Diminution du nombre de cas de tuberculose dans le monde en 2009

Publié le 24 nov. 2010 à 11h41

Biographie

- Professeur agrégé enseignant à l'École du Val-de-Grâce et à l'Université de Bordeaux.

Liens d'intérêt

- Aucune perception de rémunération ou de tout autre avantage de l'industrie pharmaceutique.
- Aucun investissement financier dans une firme pharmaceutique.
- Aucune participation à des études cliniques de vaccins.
- Aucune rémunération ou avantages reçus de l'industrie pharmaceutique.
- Déclaration mise à jour le 18 novembre 2019.

En 2009, l’incidence de la tuberculose dans le monde était estimée à 9,4 millions nouveaux cas (8,9 à 9,9 millions), et la prévalence de cette maladie était estimée à 14 millions (12 à 16 millions). Le taux de l'incidence annuelle mondiale (137 cas pour 100 000 personnes) a donc diminué, après avoir atteint un record de 142 pour 100 000 personnes en 2004.

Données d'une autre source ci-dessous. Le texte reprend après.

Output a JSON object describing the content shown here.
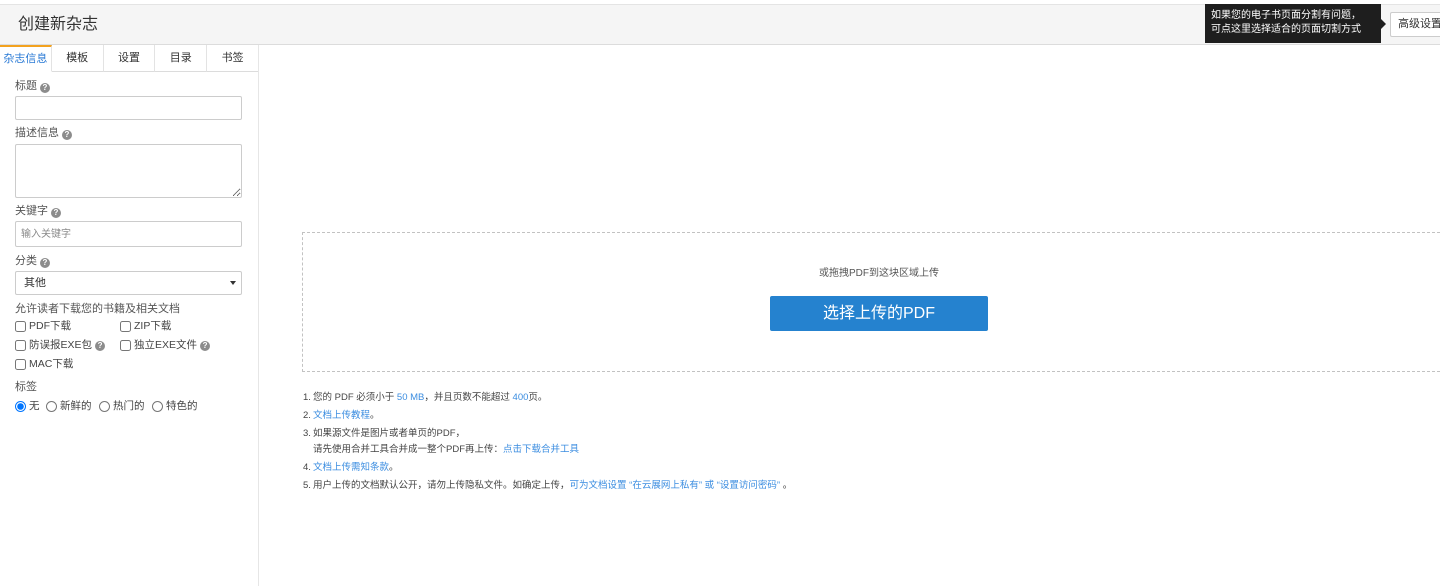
{
  "colors": {
    "accent": "#2582cf",
    "link": "#3b8de0",
    "tab_active": "#2a7ad5",
    "tab_active_border": "#f3a21f",
    "tooltip_bg": "#1e1e1e"
  },
  "icons": {
    "help": "help-icon",
    "select_arrow": "chevron-down-icon"
  },
  "header": {
    "title": "创建新杂志",
    "advanced_button": "高级设置"
  },
  "tooltip": {
    "line1": "如果您的电子书页面分割有问题，",
    "line2": "可点这里选择适合的页面切割方式"
  },
  "sidebar": {
    "tabs": [
      {
        "label": "杂志信息",
        "active": true
      },
      {
        "label": "模板",
        "active": false
      },
      {
        "label": "设置",
        "active": false
      },
      {
        "label": "目录",
        "active": false
      },
      {
        "label": "书签",
        "active": false
      }
    ],
    "form": {
      "title_label": "标题",
      "description_label": "描述信息",
      "keywords_label": "关键字",
      "keywords_placeholder": "输入关键字",
      "category_label": "分类",
      "category_selected": "其他",
      "download_label": "允许读者下载您的书籍及相关文档",
      "download_options": [
        {
          "label": "PDF下载",
          "checked": false
        },
        {
          "label": "ZIP下载",
          "checked": false
        },
        {
          "label": "防误报EXE包",
          "checked": false
        },
        {
          "label": "独立EXE文件",
          "checked": false
        },
        {
          "label": "MAC下载",
          "checked": false
        }
      ],
      "tags_label": "标签",
      "tag_options": [
        {
          "label": "无",
          "checked": true
        },
        {
          "label": "新鲜的",
          "checked": false
        },
        {
          "label": "热门的",
          "checked": false
        },
        {
          "label": "特色的",
          "checked": false
        }
      ]
    }
  },
  "upload": {
    "drop_hint": "或拖拽PDF到这块区域上传",
    "select_button": "选择上传的PDF"
  },
  "notes": [
    {
      "num": "1.",
      "text_before": "您的 PDF 必须小于 ",
      "size_limit": "50 MB",
      "text_middle": "，并且页数不能超过 ",
      "page_limit": "400",
      "text_after": "页。"
    },
    {
      "num": "2.",
      "link": "文档上传教程",
      "text_after": "。"
    },
    {
      "num": "3.",
      "line1": "如果源文件是图片或者单页的PDF，",
      "line2": "请先使用合并工具合并成一整个PDF再上传：",
      "link": "点击下载合并工具"
    },
    {
      "num": "4.",
      "link": "文档上传需知条款",
      "text_after": "。"
    },
    {
      "num": "5.",
      "text": "用户上传的文档默认公开，请勿上传隐私文件。如确定上传，",
      "link": "可为文档设置 “在云展网上私有” 或 “设置访问密码”",
      "text_after": " 。"
    }
  ]
}
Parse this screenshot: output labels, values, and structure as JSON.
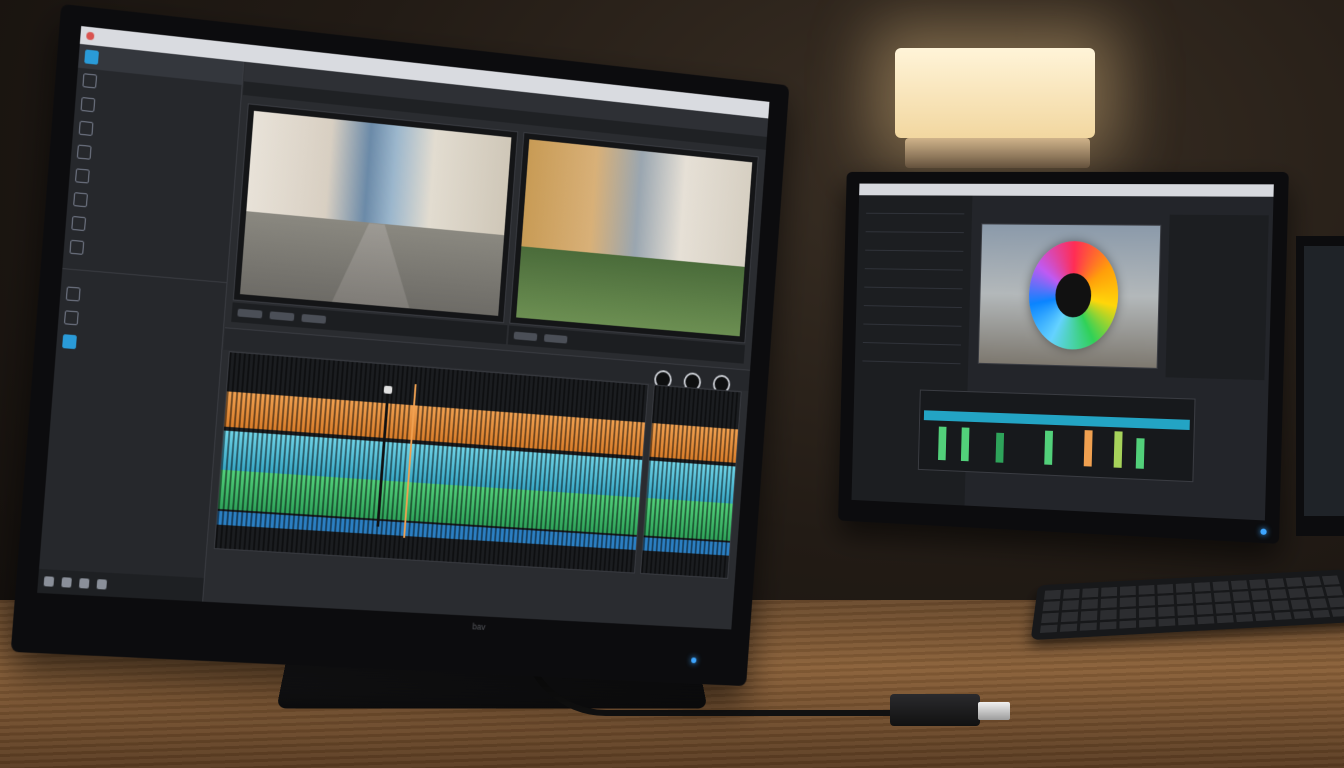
{
  "scene": {
    "description_tags": [
      "video-editing-workstation"
    ]
  },
  "main_monitor": {
    "brand_text": "bav",
    "window_title": "",
    "sidebar": {
      "items": [
        {
          "label": "",
          "icon": "folder-icon"
        },
        {
          "label": "",
          "icon": "media-icon"
        },
        {
          "label": "",
          "icon": "effects-icon"
        },
        {
          "label": "",
          "icon": "audio-icon"
        },
        {
          "label": "",
          "icon": "titles-icon"
        },
        {
          "label": "",
          "icon": "transitions-icon"
        },
        {
          "label": "",
          "icon": "color-icon"
        },
        {
          "label": "",
          "icon": "export-icon"
        },
        {
          "label": "",
          "icon": "settings-icon"
        }
      ],
      "section_header": ""
    },
    "tabs": [],
    "viewers": [
      "street-footage",
      "courtyard-footage"
    ],
    "timeline": {
      "tracks": [
        "orange-audio",
        "cyan-audio",
        "green-audio",
        "blue-video"
      ]
    }
  },
  "secondary_monitor": {
    "panel": "color-grading",
    "wheel": "color-wheel"
  },
  "colors": {
    "accent_blue": "#2a9bd8",
    "track_orange": "#f0a050",
    "track_cyan": "#6fd3e6",
    "track_green": "#52d07a",
    "track_blue": "#2b7fc2",
    "lamp_glow": "#fff4d8"
  }
}
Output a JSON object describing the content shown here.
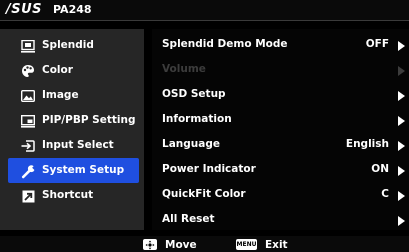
{
  "header": {
    "brand": "/SUS",
    "model": "PA248"
  },
  "sidebar": {
    "items": [
      {
        "label": "Splendid",
        "icon": "splendid-icon"
      },
      {
        "label": "Color",
        "icon": "palette-icon"
      },
      {
        "label": "Image",
        "icon": "image-icon"
      },
      {
        "label": "PIP/PBP Setting",
        "icon": "pip-icon"
      },
      {
        "label": "Input Select",
        "icon": "input-icon"
      },
      {
        "label": "System Setup",
        "icon": "wrench-icon",
        "selected": true
      },
      {
        "label": "Shortcut",
        "icon": "shortcut-icon"
      }
    ]
  },
  "main": {
    "rows": [
      {
        "label": "Splendid Demo Mode",
        "value": "OFF",
        "enabled": true
      },
      {
        "label": "Volume",
        "value": "",
        "enabled": false
      },
      {
        "label": "OSD Setup",
        "value": "",
        "enabled": true
      },
      {
        "label": "Information",
        "value": "",
        "enabled": true
      },
      {
        "label": "Language",
        "value": "English",
        "enabled": true
      },
      {
        "label": "Power Indicator",
        "value": "ON",
        "enabled": true
      },
      {
        "label": "QuickFit Color",
        "value": "C",
        "enabled": true
      },
      {
        "label": "All Reset",
        "value": "",
        "enabled": true
      }
    ]
  },
  "footer": {
    "move_key": "joystick",
    "move_label": "Move",
    "exit_key": "MENU",
    "exit_label": "Exit"
  },
  "colors": {
    "selected": "#1f4fe0",
    "sidebar_bg": "#262626",
    "main_bg": "#050505",
    "disabled_text": "#3c3c3c"
  }
}
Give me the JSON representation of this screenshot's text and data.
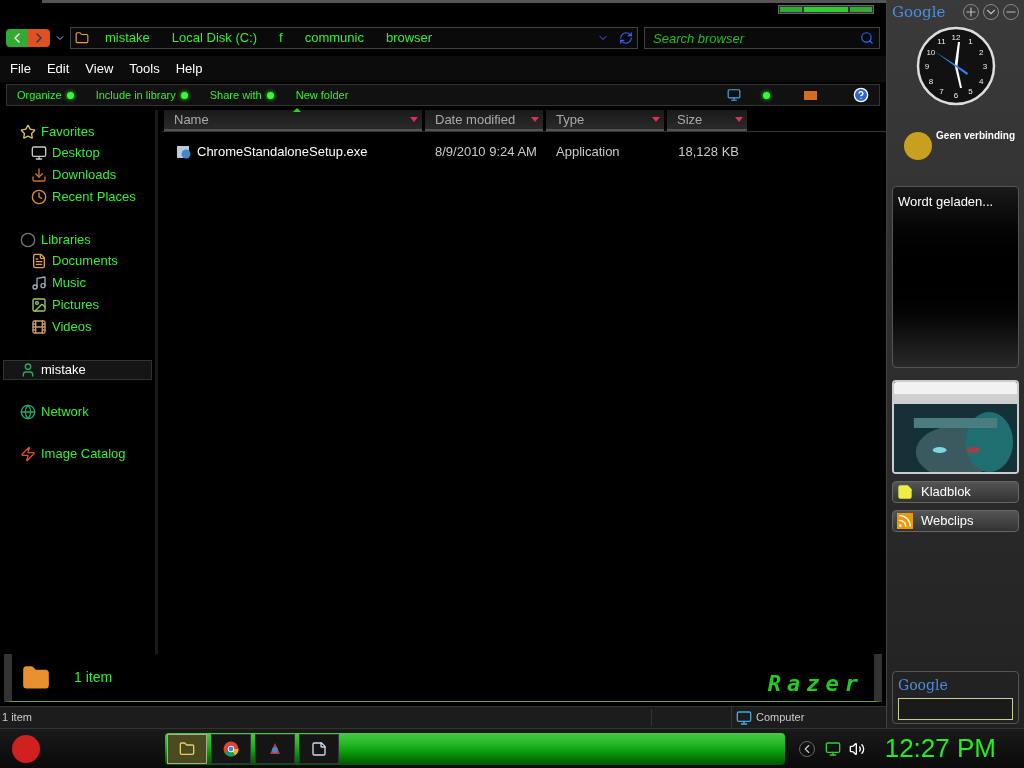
{
  "address_bar": {
    "segments": [
      "mistake",
      "Local Disk (C:)",
      "f",
      "communic",
      "browser"
    ]
  },
  "search": {
    "placeholder": "Search browser"
  },
  "menu": [
    "File",
    "Edit",
    "View",
    "Tools",
    "Help"
  ],
  "toolbar": [
    {
      "label": "Organize",
      "has_menu": true
    },
    {
      "label": "Include in library",
      "has_menu": true
    },
    {
      "label": "Share with",
      "has_menu": true
    },
    {
      "label": "New folder",
      "has_menu": false
    }
  ],
  "navigation": [
    {
      "label": "Favorites",
      "kind": "star",
      "selected": false,
      "children": [
        {
          "label": "Desktop",
          "kind": "desktop"
        },
        {
          "label": "Downloads",
          "kind": "download"
        },
        {
          "label": "Recent Places",
          "kind": "recent"
        }
      ]
    },
    {
      "label": "Libraries",
      "kind": "library",
      "selected": false,
      "children": [
        {
          "label": "Documents",
          "kind": "document"
        },
        {
          "label": "Music",
          "kind": "music"
        },
        {
          "label": "Pictures",
          "kind": "picture"
        },
        {
          "label": "Videos",
          "kind": "video"
        }
      ]
    },
    {
      "label": "mistake",
      "kind": "user",
      "selected": true
    },
    {
      "label": "Network",
      "kind": "network",
      "selected": false
    },
    {
      "label": "Image Catalog",
      "kind": "catalog",
      "selected": false
    }
  ],
  "columns": [
    {
      "label": "Name",
      "sorted": true
    },
    {
      "label": "Date modified",
      "sorted": false
    },
    {
      "label": "Type",
      "sorted": false
    },
    {
      "label": "Size",
      "sorted": false
    }
  ],
  "rows": [
    {
      "name": "ChromeStandaloneSetup.exe",
      "date": "8/9/2010 9:24 AM",
      "type": "Application",
      "size": "18,128 KB"
    }
  ],
  "details": {
    "count": "1 item",
    "logo": "Razer"
  },
  "status_bar": {
    "count": "1 item",
    "location": "Computer"
  },
  "gadgets": {
    "logo": "Google",
    "clock_numerals": [
      "12",
      "1",
      "2",
      "3",
      "4",
      "5",
      "6",
      "7",
      "8",
      "9",
      "10",
      "11"
    ],
    "weather_status": "Geen verbinding",
    "feed_status": "Wordt geladen...",
    "buttons": [
      {
        "label": "Kladblok",
        "kind": "note"
      },
      {
        "label": "Webclips",
        "kind": "feed"
      }
    ],
    "search_logo": "Google"
  },
  "taskbar": {
    "apps": [
      {
        "kind": "explorer",
        "selected": true
      },
      {
        "kind": "chrome",
        "selected": false
      },
      {
        "kind": "app",
        "selected": false
      },
      {
        "kind": "notepad",
        "selected": false
      }
    ],
    "clock": "12:27 PM"
  }
}
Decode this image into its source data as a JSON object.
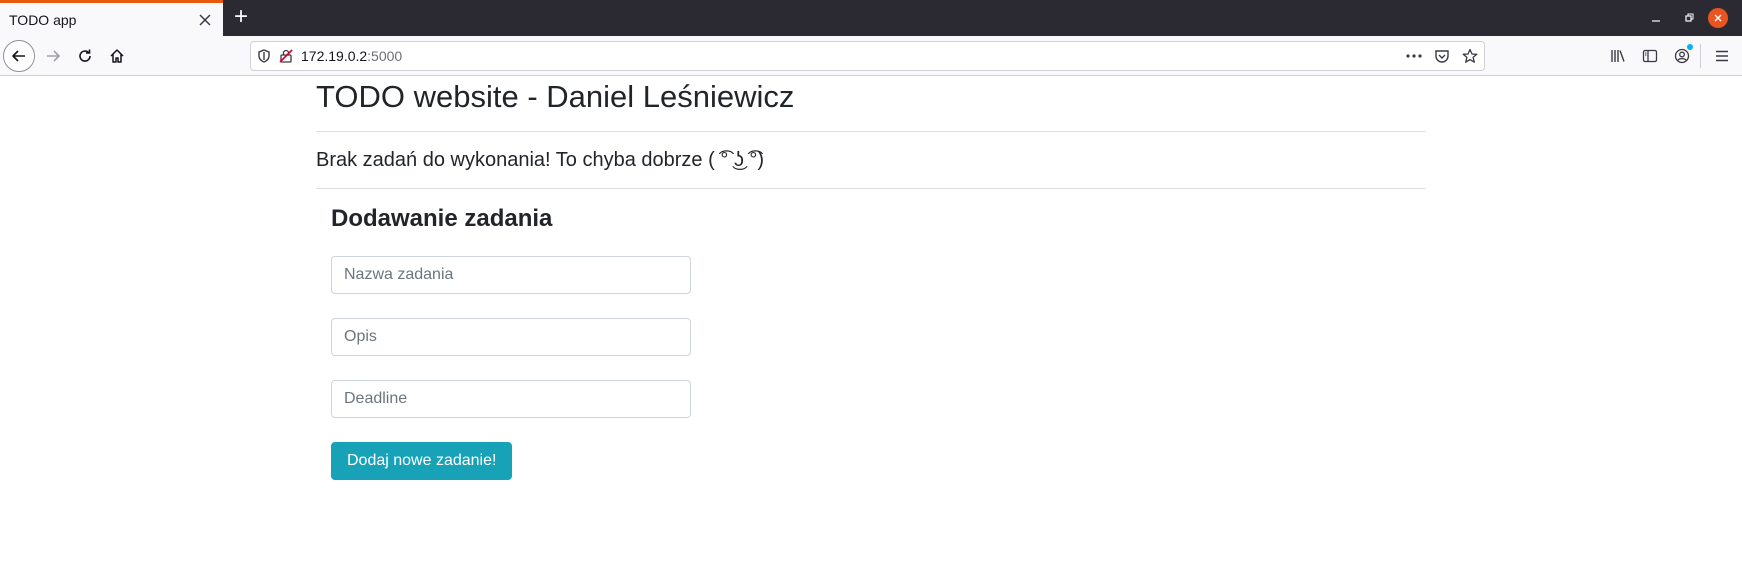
{
  "browser": {
    "tab_title": "TODO app",
    "new_tab_label": "+",
    "url_host": "172.19.0.2",
    "url_port": ":5000",
    "icons": [
      "close-icon",
      "minimize-icon",
      "restore-icon",
      "back-icon",
      "forward-icon",
      "reload-icon",
      "home-icon",
      "shield-icon",
      "insecure-lock-icon",
      "more-icon",
      "pocket-icon",
      "star-icon",
      "library-icon",
      "sidebar-icon",
      "account-icon",
      "menu-icon"
    ],
    "accent_color": "#e8590c"
  },
  "page": {
    "title": "TODO website - Daniel Leśniewicz",
    "empty_message": "Brak zadań do wykonania! To chyba dobrze ( ͡° ͜ʖ ͡°)"
  },
  "form": {
    "title": "Dodawanie zadania",
    "name_placeholder": "Nazwa zadania",
    "description_placeholder": "Opis",
    "deadline_placeholder": "Deadline",
    "submit_label": "Dodaj nowe zadanie!",
    "submit_color": "#17a2b8"
  }
}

La plupart des cas sont survenus en Afrique, en Asie du Sud-Est et dans le Pacifique occidental. Les personnes vivant avec le VIH représentaient entre 11 et 13 % de l'ensemble des nouveaux cas de tuberculose et vivaient pour la plupart en Afrique. 

En 2009, 1,7 millions de personnes (dont 380 000 femmes) ont perdu la vie des suites de la tuberculose, dont 380 000 vivant avec le VIH, soit 4 700 morts par jour. Le taux de mortalité dû à la tuberculose a chuté de 35 % depuis 1990.

L’Organisation mondiale de la santé (OMS) estime à 440 000 les nouveaux cas et à 150 000 le nombre de décès dus à la tuberculose multirésistante en 2008. En 2009, les patients atteints de tuberculose multirésistante représentaient 3,3 % des nouveaux cas. En 2010, les données collectées par l'OMS font état des plus hautes proportions de cas de tuberculose multirésistante jamais enregistrés, avec des records de 28 % des nouveaux cas dans certaines parties de l'ex-Union soviétique. Cinquante-huit pays ont recensé des cas confirmés.

Le taux de mortalité de la tuberculose à l'échelle mondiale a chuté d'environ 35 % entre 1990 et 2009, et la cible d'une réduction de 50 % d'ici 2015 pourra être atteinte si la baisse du taux actuel se poursuit. 

Source : Organisation mondiale de la santé.